QUESTION OF THE MONTH: Parody and Satire
Hi, I am doing a fiction satire/parody/mockumentary directed against the Churches in general. I have a couple of questions/issues that might fit under "employing copyrighted material as the object of social, political, or cultural critique":
- Can I use photos of "Church signs"(the ones that they use to advertise sermons) that I have photographed from the street?
- Can I parody popular pastor names? Can I have a character named Billy Braham instead of say, Billy Graham?
- Can I use photos of Church buildings taken from the sidewalk?
- Can I use (just enough to prove a point) something like a "Far Side" Cartoon or a "Michaelangelo painting" if it mirrors a sentiment expressed in my film?
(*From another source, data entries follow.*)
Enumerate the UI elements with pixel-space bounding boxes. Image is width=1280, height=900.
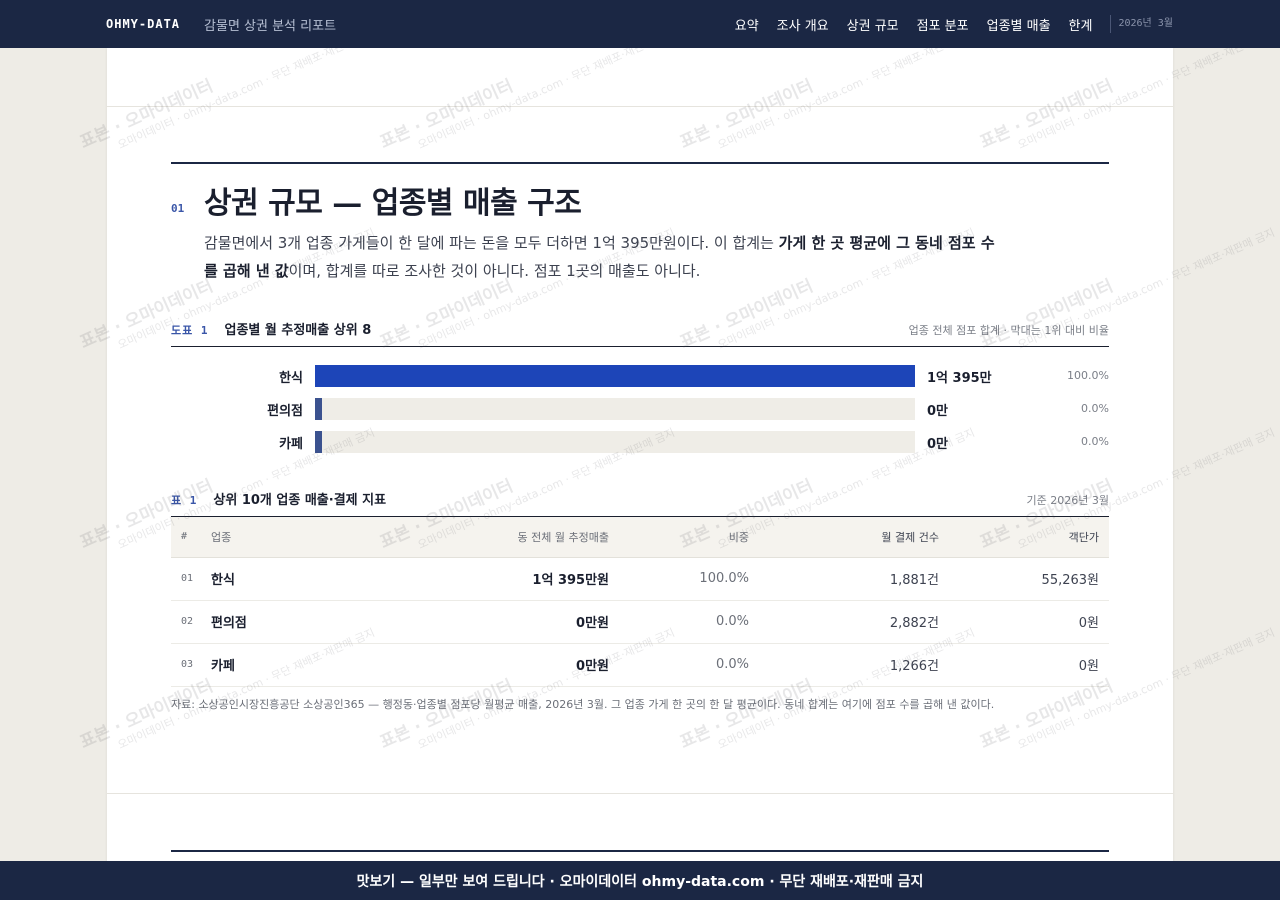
table-note: 기준 2026년 3월 bbox=[1026, 494, 1109, 507]
cell-industry: 편의점 bbox=[211, 600, 379, 644]
cell-transactions: 1,881건 bbox=[749, 557, 939, 601]
cell-industry: 카페 bbox=[211, 643, 379, 687]
next-section-divider bbox=[171, 850, 1109, 852]
bar-percent: 0.0% bbox=[1081, 435, 1109, 448]
cell-transactions: 1,266건 bbox=[749, 643, 939, 687]
table-row: 01 한식 1억 395만원 100.0% 1,881건 55,263원 bbox=[171, 557, 1109, 601]
cell-sales: 1억 395만원 bbox=[379, 557, 609, 601]
report-page: 01 상권 규모 — 업종별 매출 구조 감물면에서 3개 업종 가게들이 한 … bbox=[107, 48, 1173, 900]
table-title: 상위 10개 업종 매출·결제 지표 bbox=[213, 493, 387, 508]
bar-percent: 100.0% bbox=[1067, 369, 1109, 382]
bar-label: 편의점 bbox=[267, 404, 303, 419]
bar-value: 1억 395만 bbox=[927, 371, 992, 386]
table-header-row: # 업종 동 전체 월 추정매출 비중 월 결제 건수 객단가 bbox=[171, 517, 1109, 558]
divider bbox=[107, 106, 1173, 107]
nav-menu: 요약 조사 개요 상권 규모 점포 분포 업종별 매출 한계 2026년 3월 bbox=[735, 15, 1173, 34]
bar-label: 한식 bbox=[279, 371, 303, 386]
cell-industry: 한식 bbox=[211, 557, 379, 601]
bar-row: 편의점 0만 0.0% bbox=[171, 398, 1109, 420]
cell-share: 100.0% bbox=[609, 557, 749, 601]
col-header-rank: # bbox=[171, 517, 211, 558]
figure-tag: 도표 1 bbox=[171, 324, 209, 337]
cell-sales: 0만원 bbox=[379, 643, 609, 687]
bar-track bbox=[315, 398, 915, 420]
bar-fill bbox=[315, 365, 915, 387]
bar-percent: 0.0% bbox=[1081, 402, 1109, 415]
table-row: 03 카페 0만원 0.0% 1,266건 0원 bbox=[171, 643, 1109, 687]
col-header-share: 비중 bbox=[609, 517, 749, 558]
bar-track bbox=[315, 431, 915, 453]
section-number: 01 bbox=[171, 202, 185, 215]
top-nav-bar: OHMY-DATA 감물면 상권 분석 리포트 요약 조사 개요 상권 규모 점… bbox=[0, 0, 1280, 48]
bar-track bbox=[315, 365, 915, 387]
bar-label: 카페 bbox=[279, 437, 303, 452]
preview-banner: 맛보기 — 일부만 보여 드립니다 · 오마이데이터 ohmy-data.com… bbox=[0, 861, 1280, 900]
table-tag: 표 1 bbox=[171, 494, 198, 507]
cell-rank: 03 bbox=[171, 643, 211, 687]
nav-item-store-distribution[interactable]: 점포 분포 bbox=[917, 15, 969, 34]
report-date: 2026년 3월 bbox=[1110, 15, 1173, 33]
figure-caption: 도표 1 업종별 월 추정매출 상위 8 업종 전체 점포 합계 · 막대는 1… bbox=[171, 319, 1109, 338]
cell-avg-ticket: 0원 bbox=[939, 643, 1109, 687]
table-row: 02 편의점 0만원 0.0% 2,882건 0원 bbox=[171, 600, 1109, 644]
divider bbox=[107, 793, 1173, 794]
table-caption: 표 1 상위 10개 업종 매출·결제 지표 기준 2026년 3월 bbox=[171, 489, 1109, 508]
preview-banner-text: 맛보기 — 일부만 보여 드립니다 · 오마이데이터 ohmy-data.com… bbox=[356, 873, 924, 890]
nav-item-overview[interactable]: 조사 개요 bbox=[777, 15, 829, 34]
nav-item-summary[interactable]: 요약 bbox=[735, 15, 759, 34]
col-header-sales: 동 전체 월 추정매출 bbox=[379, 517, 609, 558]
col-header-industry: 업종 bbox=[211, 517, 379, 558]
bar-fill bbox=[315, 398, 322, 420]
section-divider bbox=[171, 162, 1109, 164]
industry-sales-table: # 업종 동 전체 월 추정매출 비중 월 결제 건수 객단가 01 한식 1억… bbox=[171, 517, 1109, 687]
cell-rank: 01 bbox=[171, 557, 211, 601]
bar-row: 한식 1억 395만 100.0% bbox=[171, 365, 1109, 387]
bar-fill bbox=[315, 431, 322, 453]
lead-text: 감물면에서 3개 업종 가게들이 한 달에 파는 돈을 모두 더하면 1억 39… bbox=[204, 234, 779, 252]
source-note: 자료: 소상공인시장진흥공단 소상공인365 — 행정동·업종별 점포당 월평균… bbox=[171, 698, 995, 711]
bar-row: 카페 0만 0.0% bbox=[171, 431, 1109, 453]
cell-avg-ticket: 55,263원 bbox=[939, 557, 1109, 601]
lead-text-end: 이며, 합계를 따로 조사한 것이 아니다. 점포 1곳의 매출도 아니다. bbox=[288, 262, 701, 280]
bar-value: 0만 bbox=[927, 437, 949, 452]
cell-avg-ticket: 0원 bbox=[939, 600, 1109, 644]
figure-rule bbox=[171, 346, 1109, 347]
col-header-avg-ticket: 객단가 bbox=[939, 517, 1109, 558]
nav-item-sales-by-industry[interactable]: 업종별 매출 bbox=[987, 15, 1051, 34]
report-title: 감물면 상권 분석 리포트 bbox=[204, 18, 337, 34]
nav-item-limitations[interactable]: 한계 bbox=[1069, 15, 1093, 34]
figure-title: 업종별 월 추정매출 상위 8 bbox=[224, 323, 372, 338]
cell-share: 0.0% bbox=[609, 600, 749, 644]
bar-value: 0만 bbox=[927, 404, 949, 419]
figure-note: 업종 전체 점포 합계 · 막대는 1위 대비 비율 bbox=[908, 324, 1109, 337]
cell-sales: 0만원 bbox=[379, 600, 609, 644]
brand-logo[interactable]: OHMY-DATA bbox=[106, 17, 180, 31]
section-title: 상권 규모 — 업종별 매출 구조 bbox=[204, 186, 582, 221]
cell-rank: 02 bbox=[171, 600, 211, 644]
col-header-transactions: 월 결제 건수 bbox=[749, 517, 939, 558]
cell-transactions: 2,882건 bbox=[749, 600, 939, 644]
nav-item-market-size[interactable]: 상권 규모 bbox=[847, 15, 899, 34]
cell-share: 0.0% bbox=[609, 643, 749, 687]
section-lead: 감물면에서 3개 업종 가게들이 한 달에 파는 돈을 모두 더하면 1억 39… bbox=[204, 229, 1004, 285]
- There are various organizations called "Nevada Alliance of Churches", "Texas Alliance of Churches", and "Maryland Alliance of Churches" etc. If I make up a state called Barbezon and make up an organization called "Barbezon Alliance of Churches"(to use in my satire), will I get in trouble?
Thank You for your help,
Parody and satire definitely come under the Fair Use guidelines. There probably are no copyrights in the simple messages on church signs. Moreover, you can freely use any images of buildings you’ve taken of a public place. You can parody names, signs, etc., as long as you aren’t slandering someone or being libelous. From what you’ve described, it isn’t clear whether the filmmakers who created the Statement would deem your use of a Far Side cartoon as fair. Please see the Statement of Best Practices in Fair Use to be clear. Generally speaking, using image or text simply to reinforce your own position may not qualify.